Stop-It Fly Pen can be used by us small-scale farmers. You just draw an “invisible” line with the pen, for example on the edge of the pot or on a window. Insects that come in contact with the poison die. The toxins are effective for about 3 weeks, then the treatment must be repeated. Unfortunately, this is also a short-term solution and only kills the flying gnats. The fly pen contains a poison called cypermethrin. It is a synthetic pyrethroid, just such an insecticide that fungus gnats resistance against in large-scale crops.

 

MECHANICAL CONTROL

It´s always a good idea to keep some sticky fly-traps over seedlings, to easily keep track of any fungus gnats getting stuck. Every dead gnat is a good gnat that will not lay 100 eggs! Should you find gnats on your sticky fly-traps, you should act immediately! The fly-traps are often yellow because insects are often drawn to yellow.

 

You can also arrange potato traps. You simply split a potato in two, or take slices of potato and put them on the soil. The larvae of the gnats are drawn to the potatoes. Every day you lift the traps and check if there are any larvae. If there are larvae, these are quickly spooned out from the soil!

 

There are also some theories out there that coffee grounds and cigarette butts should act as repellent. However, I have not seen any scientific evidence of this, nor have I made any experiments of my own. Personally, I don’t want to water my seedling with cigarette water. But this is of course up to everyone to decide for themselves.

 

BIOLOGICAL CONTROL

A decorative version of biological control is carnivorous plants. I have seen this from time to time. Unfortunately, it is doubtful how effective this method is. There are a number of different species, such as Venus Flytrap. If they are potted plants that are otherwise appreciated, they have at least no negative effect. Unfortunately, they only have an effect on the gnats, not the larvae.

 

A more effective method of biological control is nematodes. The nematode ‘Steinernema feltiae’ fights fungus gnats with 85% in mushroom cultivations. The nematode 'Steinernema carpocapsae' also works well. There is also a predatory mite, 'Hypoaspis miles', and a bacterium, 'Bacillus thuringiensis var. israelensis', available which are comparable to the nematodes in effectiveness.

 

For small-scale farmers, there is a nematode available in suitable packaging. The nematode ‘Steinernema feltiae’ and the product is called NemaBlom. The packages cost around 10€ each and can be bought in well-stocked flower shops and can also be ordered on the Internet. The packaging is stored in a refrigerator and then has a shelf life of about 1 year. If the packaging is stored at room temperature, the shelf life is only 3 months.
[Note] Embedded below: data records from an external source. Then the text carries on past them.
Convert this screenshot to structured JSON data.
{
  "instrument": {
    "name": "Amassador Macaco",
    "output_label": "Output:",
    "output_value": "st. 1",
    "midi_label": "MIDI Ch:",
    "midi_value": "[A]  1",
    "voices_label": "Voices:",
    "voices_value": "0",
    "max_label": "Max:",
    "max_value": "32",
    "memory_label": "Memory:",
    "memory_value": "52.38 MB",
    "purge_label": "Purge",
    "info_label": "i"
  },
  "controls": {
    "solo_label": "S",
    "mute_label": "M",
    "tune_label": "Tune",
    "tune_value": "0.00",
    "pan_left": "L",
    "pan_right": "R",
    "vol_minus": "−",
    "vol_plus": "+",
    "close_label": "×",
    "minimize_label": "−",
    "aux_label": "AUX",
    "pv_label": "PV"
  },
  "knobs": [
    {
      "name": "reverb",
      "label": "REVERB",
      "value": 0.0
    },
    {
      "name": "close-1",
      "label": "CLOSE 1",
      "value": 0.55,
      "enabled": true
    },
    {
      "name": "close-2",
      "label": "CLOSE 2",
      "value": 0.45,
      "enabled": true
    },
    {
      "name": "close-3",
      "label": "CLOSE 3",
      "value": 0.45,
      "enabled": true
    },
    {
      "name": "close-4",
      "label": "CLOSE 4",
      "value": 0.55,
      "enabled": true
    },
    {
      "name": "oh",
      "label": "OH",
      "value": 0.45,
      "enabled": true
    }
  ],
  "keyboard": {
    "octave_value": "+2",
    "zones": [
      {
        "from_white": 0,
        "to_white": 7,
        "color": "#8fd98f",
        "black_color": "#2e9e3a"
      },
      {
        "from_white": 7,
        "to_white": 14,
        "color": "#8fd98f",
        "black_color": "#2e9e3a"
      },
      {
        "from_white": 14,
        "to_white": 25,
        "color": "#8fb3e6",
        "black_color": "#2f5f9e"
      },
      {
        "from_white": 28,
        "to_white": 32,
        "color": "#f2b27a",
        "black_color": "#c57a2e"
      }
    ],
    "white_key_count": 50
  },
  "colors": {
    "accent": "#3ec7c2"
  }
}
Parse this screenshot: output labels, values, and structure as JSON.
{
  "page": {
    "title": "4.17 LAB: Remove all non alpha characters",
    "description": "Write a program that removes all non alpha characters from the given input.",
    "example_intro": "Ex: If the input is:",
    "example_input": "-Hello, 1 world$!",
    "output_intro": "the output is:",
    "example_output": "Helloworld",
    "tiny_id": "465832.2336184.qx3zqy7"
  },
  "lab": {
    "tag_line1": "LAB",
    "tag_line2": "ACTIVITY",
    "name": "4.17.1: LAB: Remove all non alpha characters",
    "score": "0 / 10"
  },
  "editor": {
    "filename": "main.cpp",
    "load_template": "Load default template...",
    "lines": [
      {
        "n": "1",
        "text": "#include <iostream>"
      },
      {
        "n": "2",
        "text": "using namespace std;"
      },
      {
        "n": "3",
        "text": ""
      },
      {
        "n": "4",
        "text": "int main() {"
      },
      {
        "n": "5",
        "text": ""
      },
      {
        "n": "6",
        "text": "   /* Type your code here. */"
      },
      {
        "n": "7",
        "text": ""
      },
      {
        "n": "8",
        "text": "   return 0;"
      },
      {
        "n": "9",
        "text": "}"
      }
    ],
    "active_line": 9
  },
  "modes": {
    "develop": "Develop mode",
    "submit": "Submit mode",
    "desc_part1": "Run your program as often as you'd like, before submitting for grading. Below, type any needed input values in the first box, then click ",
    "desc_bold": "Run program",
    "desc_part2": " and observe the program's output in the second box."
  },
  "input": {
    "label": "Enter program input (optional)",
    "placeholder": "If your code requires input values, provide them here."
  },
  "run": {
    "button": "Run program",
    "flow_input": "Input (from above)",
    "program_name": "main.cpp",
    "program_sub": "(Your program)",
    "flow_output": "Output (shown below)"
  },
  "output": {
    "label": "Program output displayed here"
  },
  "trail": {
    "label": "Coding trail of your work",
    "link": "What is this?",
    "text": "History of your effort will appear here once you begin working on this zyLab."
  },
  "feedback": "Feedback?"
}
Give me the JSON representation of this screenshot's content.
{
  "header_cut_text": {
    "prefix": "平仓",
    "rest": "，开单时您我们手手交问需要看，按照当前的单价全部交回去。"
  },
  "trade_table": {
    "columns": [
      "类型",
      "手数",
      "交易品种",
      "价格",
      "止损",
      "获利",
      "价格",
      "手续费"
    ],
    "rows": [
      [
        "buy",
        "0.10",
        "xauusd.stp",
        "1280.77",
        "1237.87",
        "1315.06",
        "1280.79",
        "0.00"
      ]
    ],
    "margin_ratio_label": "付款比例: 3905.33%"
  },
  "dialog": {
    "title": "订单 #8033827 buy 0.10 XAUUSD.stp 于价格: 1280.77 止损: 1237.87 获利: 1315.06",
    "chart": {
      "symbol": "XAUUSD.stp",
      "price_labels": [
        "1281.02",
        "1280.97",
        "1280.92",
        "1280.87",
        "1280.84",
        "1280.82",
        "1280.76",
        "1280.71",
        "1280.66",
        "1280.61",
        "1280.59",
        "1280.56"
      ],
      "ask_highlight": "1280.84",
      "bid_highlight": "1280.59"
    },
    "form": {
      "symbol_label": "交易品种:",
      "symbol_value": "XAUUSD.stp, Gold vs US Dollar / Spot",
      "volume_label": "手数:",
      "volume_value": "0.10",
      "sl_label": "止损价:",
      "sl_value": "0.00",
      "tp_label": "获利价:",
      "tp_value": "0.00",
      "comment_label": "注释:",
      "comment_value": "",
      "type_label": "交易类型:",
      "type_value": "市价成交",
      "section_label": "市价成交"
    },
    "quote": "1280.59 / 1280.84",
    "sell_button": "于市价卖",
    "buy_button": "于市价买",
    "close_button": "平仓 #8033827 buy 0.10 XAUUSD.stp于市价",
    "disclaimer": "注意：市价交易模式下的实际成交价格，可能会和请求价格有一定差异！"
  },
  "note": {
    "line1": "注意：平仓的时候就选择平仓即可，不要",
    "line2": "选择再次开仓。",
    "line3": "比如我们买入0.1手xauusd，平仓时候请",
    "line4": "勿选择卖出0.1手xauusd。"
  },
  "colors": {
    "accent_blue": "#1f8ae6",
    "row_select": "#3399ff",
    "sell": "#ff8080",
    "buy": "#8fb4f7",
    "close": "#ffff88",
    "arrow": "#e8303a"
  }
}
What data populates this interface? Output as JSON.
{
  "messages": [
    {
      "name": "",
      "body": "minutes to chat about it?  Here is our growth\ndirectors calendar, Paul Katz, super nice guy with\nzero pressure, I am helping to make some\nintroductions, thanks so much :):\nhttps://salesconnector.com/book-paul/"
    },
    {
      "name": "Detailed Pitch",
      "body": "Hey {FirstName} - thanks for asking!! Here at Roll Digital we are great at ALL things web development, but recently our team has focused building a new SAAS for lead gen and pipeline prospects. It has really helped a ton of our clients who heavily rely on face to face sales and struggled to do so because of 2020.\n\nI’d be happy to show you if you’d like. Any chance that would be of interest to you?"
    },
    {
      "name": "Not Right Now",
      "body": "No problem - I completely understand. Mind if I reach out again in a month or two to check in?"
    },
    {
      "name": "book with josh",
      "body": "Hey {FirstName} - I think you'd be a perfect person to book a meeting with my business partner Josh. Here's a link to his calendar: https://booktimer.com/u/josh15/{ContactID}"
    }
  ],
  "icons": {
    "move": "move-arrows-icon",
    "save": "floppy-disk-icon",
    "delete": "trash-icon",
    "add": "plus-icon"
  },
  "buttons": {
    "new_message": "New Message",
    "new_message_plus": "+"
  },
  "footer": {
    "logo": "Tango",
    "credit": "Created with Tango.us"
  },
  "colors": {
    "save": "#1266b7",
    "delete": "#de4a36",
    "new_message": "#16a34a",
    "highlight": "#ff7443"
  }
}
They must not freeze, be exposed to sunlight, dehydration, or temperatures above 30 degrees, then the nematodes die. The nematode is thus a living organism that literally eats up the larvae.

 

It is easy to treat with nematodes. All pots to be treated should already have moist soil, so do not treat dry soil. Then empty the contents of the bag in 1 liter of cold water and water a smidgen in each pot. Of course, it depends on how big the pots are, but it is estimated that one bag is enough to treat about 20 normal-sized potted plants. As long as there are larvae left, the nematodes continue to feed on the larvae. About 2 weeks after treatment, all gnats and larvae should be gone.

 

SUMMARY

  • Always sterilize the soil you are sowing in and transplanting little seedlings in.
  • Put sticky fly-traps over seedlings to keep track.
  • Keep nematodes at home on standby.
  • If possible, have seedlings in a room where it is over 22 degrees Celsius.
  • Water from below to keep the surface of the soil dry. Possibly put sand on the surface.